Forrester surveyed 316 global cyber security training strategy decision-makers in the UK, US, Canada, Germany, and Sweden, exposing a troubling inconsistency in cyber security team confidence. Respondents’ initial responses express confidence in overall team resilience, but when asked specifically about how prepared the team is for another attack or how effectively the team resolves incidents, confidence plummets.
Only 17 percent of respondents consider their cyber security team to be fully-staffed and nearly half of respondents admit they aren’t able to measure cyber capabilities, further eroding confidence in the organization’s preparedness.
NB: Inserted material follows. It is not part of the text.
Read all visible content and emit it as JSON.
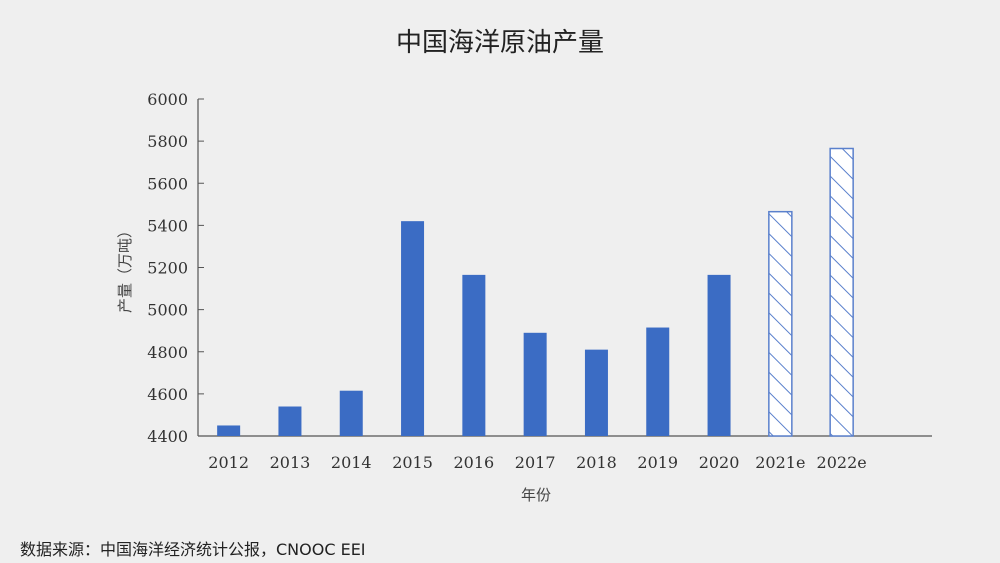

When cyber attack prevention and damage control are both lacking, organizations may be more vulnerable than initially thought.
“We’re seeing tremendous pressure on cyber security teams to prove their readiness for new and emerging threats, and while many feel they have built sufficient cyber workforce skills and judgment to respond, our study with Forrester Consulting reveals that nearly 50 percent lack the metrics to know for sure,” said James Hadley, CEO & Founder, Immersive Labs. “Our research suggests that it’s well past time to rethink traditional training programs, effectively measure cyber capabilities, and better equip cyber security teams with the skills and confidence to stand up to attacks.”
Other key findings in the research include:
- Cyber teams face growing pressure from senior leaders: 84 percent of respondents agree that cyber security teams feel increasing pressure to be prepared for the next cyber attack.
- Cyber threats are becoming more difficult to stop: 72 percent agree the threat landscape is becoming more challenging.
- Reporting is inconsistent: senior leaders should be sharing breach readiness and incident response results to a greater degree, but fewer than 60 percent do so today. In addition, over half (55 percent) agree their cyber security team doesn’t have the data needed to demonstrate readiness to properly respond to cyber threats.
- Teams aren’t strategically equipped to maintain cyber resilience: less than one-third (32 percent) believe their organization has a formal strategy to ensure cyber resilience.
- Talent shortages threaten cyber resilience: 83 percent of respondents think their cyber security team is understaffed, and 94 percent experienced at least one talent management challenge with the cyber security team.
- Cybersecurity teams can reduce risk by adopting modern approaches to upskilling: 64 percent of respondents agree that traditional cyber security training methods (e.g., certifications, video training courses, classroom instruction) are insufficient to ensure cyber resilience. Leveraging effective people-centric approaches, such as live simulations, and progressive, career-path-aligned online training and upskilling can bolster cyber security teams’ capabilities and, in turn, their organization’s cyber resilience.